March 1, 2023 – Karma Ben Yohanan, who examines the history of inter-religious and intra-religious tensions in the modern world, will receive approximately 300 thousand dollars after winning the Dan David Prize • “The winners change the understanding of the past” •
This is a huge honour for the Israeli researcher from the Hebrew University: Karma Ben Johanan is one of the nine winners of the Dan David Prize, the equivalent of the Nobel Prize among historians. Each of the winners will receive approximately 300,000 dollars for “groundbreaking research in the study of the human past and as support for their future work.”
An additional 300,000 dollars will be allocated to the development of an international program for history subjects at Tel Aviv University. The prizes will be awarded to the winners at a ceremony to be held at Tel Aviv University on May 17 this year.
“Our winners represent a new generation of historians,” said Ariel David, board member of the Prize and son of the founder. “They are changing our understanding of the past by asking new questions, targeting under-researched topics and using innovative methods. Many of the winners we are recognizing today are still in the early stages of their careers, but they have already challenged how we think about history. Understanding the past, in all its complexity, is critical to illuminating the present and confronting the challenges of the future.”

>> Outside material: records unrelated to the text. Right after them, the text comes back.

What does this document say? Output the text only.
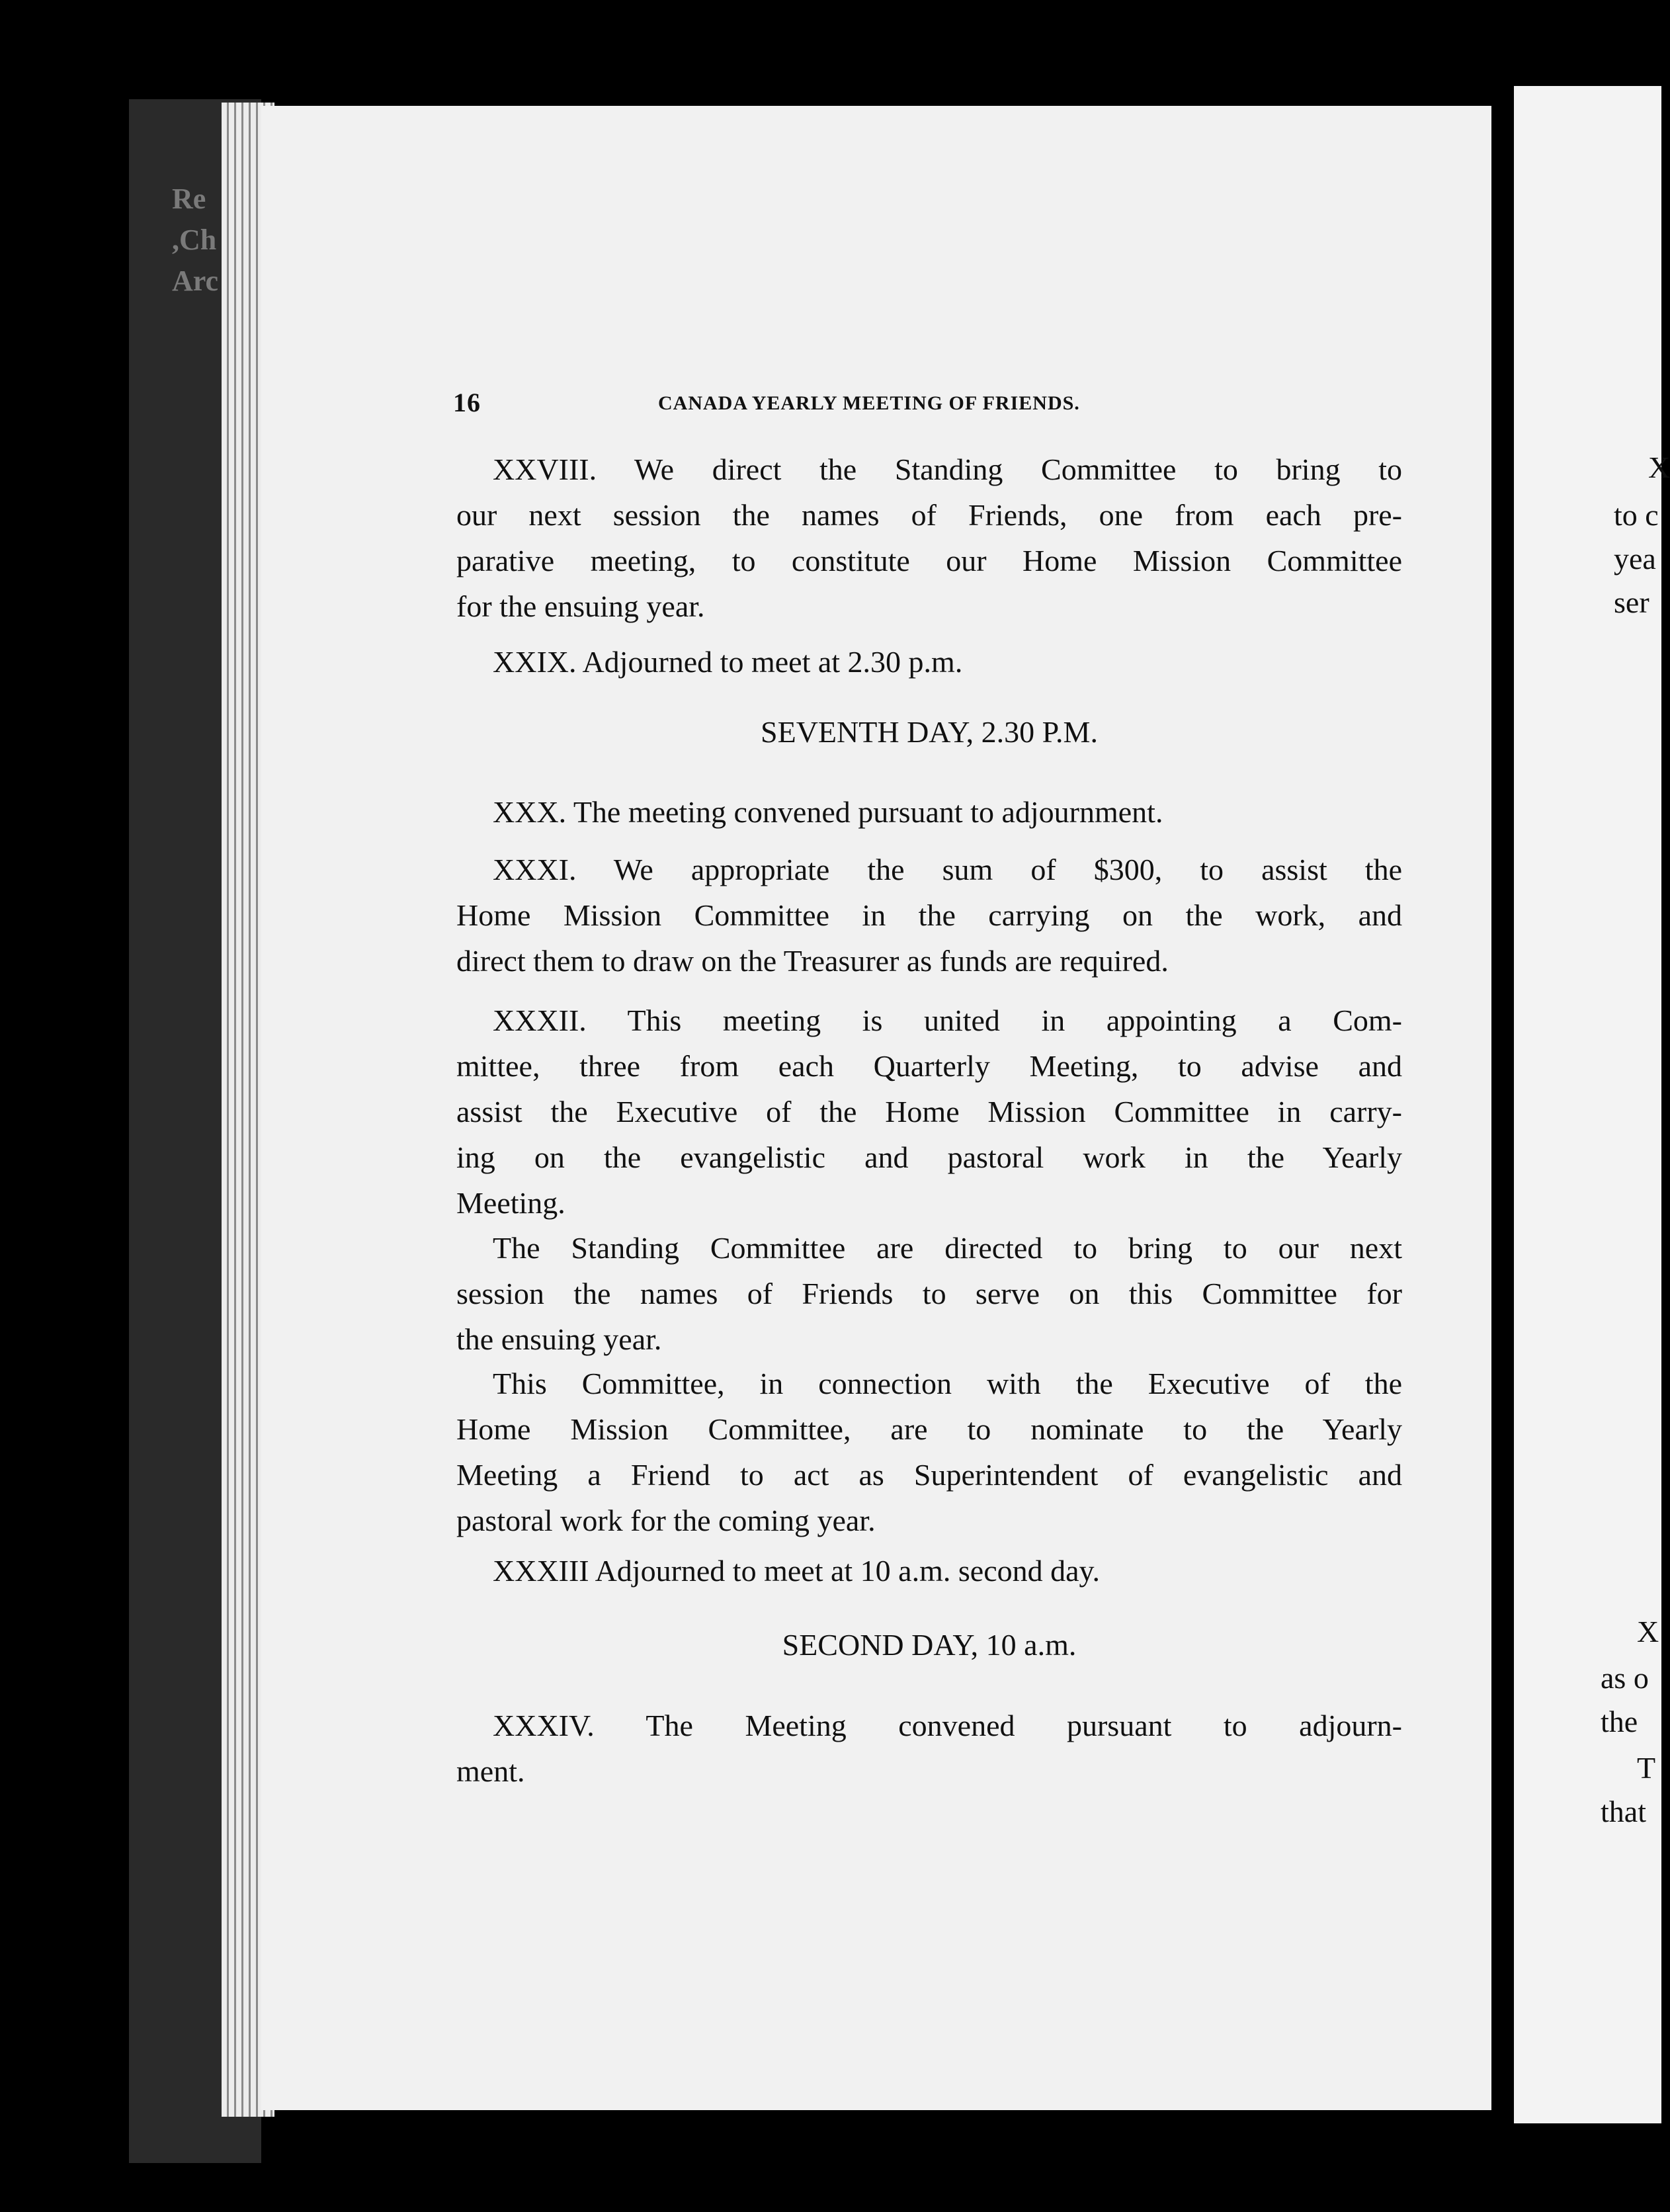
Re
,Ch
Arc
X
to c
yea
ser
X
as o
the
T
that
16	CANADA YEARLY MEETING OF FRIENDS.
XXVIII. We direct the Standing Committee to bring to
our next session the names of Friends, one from each pre-
parative meeting, to constitute our Home Mission Committee
for the ensuing year.
XXIX. Adjourned to meet at 2.30 p.m.
SEVENTH DAY, 2.30 P.M.
XXX. The meeting convened pursuant to adjournment.
XXXI. We appropriate the sum of $300, to assist the
Home Mission Committee in the carrying on the work, and
direct them to draw on the Treasurer as funds are required.
XXXII. This meeting is united in appointing a Com-
mittee, three from each Quarterly Meeting, to advise and
assist the Executive of the Home Mission Committee in carry-
ing on the evangelistic and pastoral work in the Yearly
Meeting.
The Standing Committee are directed to bring to our next
session the names of Friends to serve on this Committee for
the ensuing year.
This Committee, in connection with the Executive of the
Home Mission Committee, are to nominate to the Yearly
Meeting a Friend to act as Superintendent of evangelistic and
pastoral work for the coming year.
XXXIII Adjourned to meet at 10 a.m. second day.
SECOND DAY, 10 a.m.
XXXIV. The Meeting convened pursuant to adjourn-
ment.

The Dan David Prize, awarded since 2001, is the largest history prize in the world. Dan David, the founder of the award, experienced persecution in Romania under the Nazi occupation and under the communist regime. He became a talented photographer and later an entrepreneur and philanthropist. He was fascinated by the idea of automatic instant photography and founded a company that brought the automatic photo booth to Israel and other countries around the world. David showed great interest in history and archaeology, believing that understanding the past is critical to our own today.
KARMA BEN JOHANAN
Senior lecturer, Hebrew University of Jerusalem
Dr. Karma Ben Johanan is a historian of modern theology and religion, focused on inter-religious and intra-religious tensions and dialogue especially between Christians and Jews after the Holocaust. She is a senior lecturer at the Hebrew University of Jerusalem.
Ben Johanan is a historian of the late 20th and early 21st centuries, focusing on the history of theology and religious ideas. She is especially interested in relationships within and between religious groups, examining inter-religious and secular-religious relations as well as polemics and dialogue, particularly between Jews and Christians.
Her work looks at the paths of old traditions and the ways these traditions adapt to contemporary conditions, even when these conditions are radically different from the conditions in which these traditions arose. Ben Johanan weaves together historical narratives that not only aren’t normally viewed together, but are even seen as contradictory at times.
Ben Johanan’s work brings to light structural difficulties in interfaith dialogue and problematizes the idea of reconciliation. In particular, it challenges the common assumption that Jewish-Christian tensions ended after the Holocaust, and traces new polemical routes in the present.
In the past, Ben Johanan was engaged in research and held teaching positions at the Pontifical Gregorian University in Rome, the Fondazione per le Scienze Religiose Giovanni XXIII in Bologna, and the Forschungskolleg Humanwissenschaften in Bad Homburg. In 2019, Ben Johanan was appointed first chair of Jewish–Christian relations in the Faculty of Theology at the Humboldt-Universität zu Berlin, where she served until the summer of 2022. She is currently an associate editor for the journal Political Theology.
Ben Johanan’s book, A Pottage of Lentils: Mutual Perceptions of Christians and Jews in the Age of Reconciliation (Tel Aviv University Press, 2020), won the Shazar Prize for Research in Jewish History in 2021. The updated and revised English version, Jacob’s Younger Brother (Harvard University Press, 2022) was named a finalist of the National Jewish Book Award in 2023.
Ben Johanan also received the Azrieli fellowship for New Faculty Members in 2022.
Ben Johanan completed her PhD at Tel Aviv University, she was a Fulbright postdoctoral scholar at the University of California, Berkeley and a postdoctoral fellow at the Polonsky Academy for Advanced Studies in the Humanities and Social Sciences at the Van Leer Jerusalem Institute.